Civil Society and the Global Civil Society
Project: Translating Civil Society Globally
This sub-project grounds the question of global civil society in an interrogation of how national civil society actors negotiate transnational political space. This process of negotiation defines if, to what extent and how a semblance of a global civil society can be identified. Specifically, the sub-project draws on a multi-sited and comparative ethnography of internationally administered rule of law reforms and humanitarian governance in conflict and post-conflict societies. The cases are chosen due to the intense - yet highly contested - involvement and influence of civil society actors in what are public concerns that have traditionally been assigned to the state.
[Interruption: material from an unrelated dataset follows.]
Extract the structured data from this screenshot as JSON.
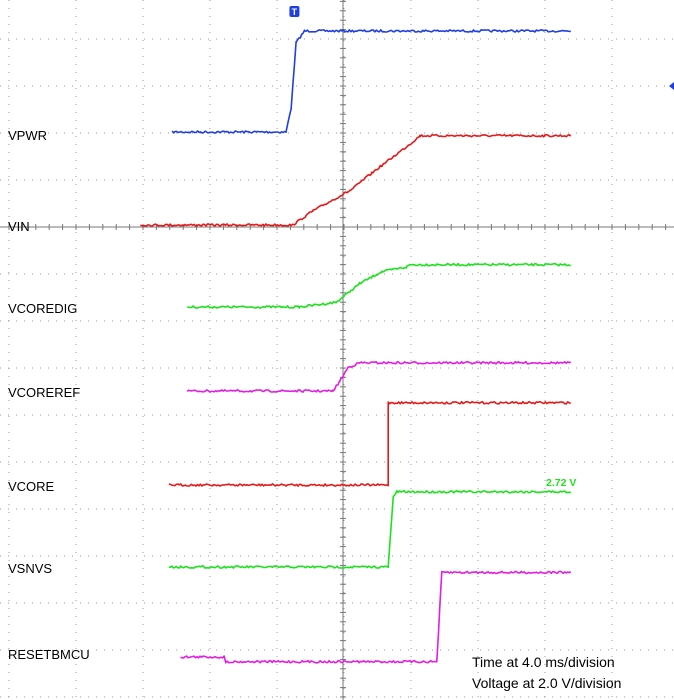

Danish civil society actors have been heavily involved in Kosovo, Afghanistan, Iraq and Syria. Governance and reform processes are necessarily emerging here and transnational spaces open to definition. Consequently, battles of definition are key. The sub-project specifically traces how a variety of civil society actors, ranging from NGOs, volunteers, media professionals, consultants and academics, connect to propel shared visions of what the role of international law should be, and how it must be enacted to accommodate humanitarian values and concepts of human security and rights.
The sub-project intervenes in burgeoning debates within International Relations (IR), international legal theory, and International Political Economy (IPE) on experts and expert networks working within both public and private spheres to template for reform and development.
The project is carried out by Maj Grasten.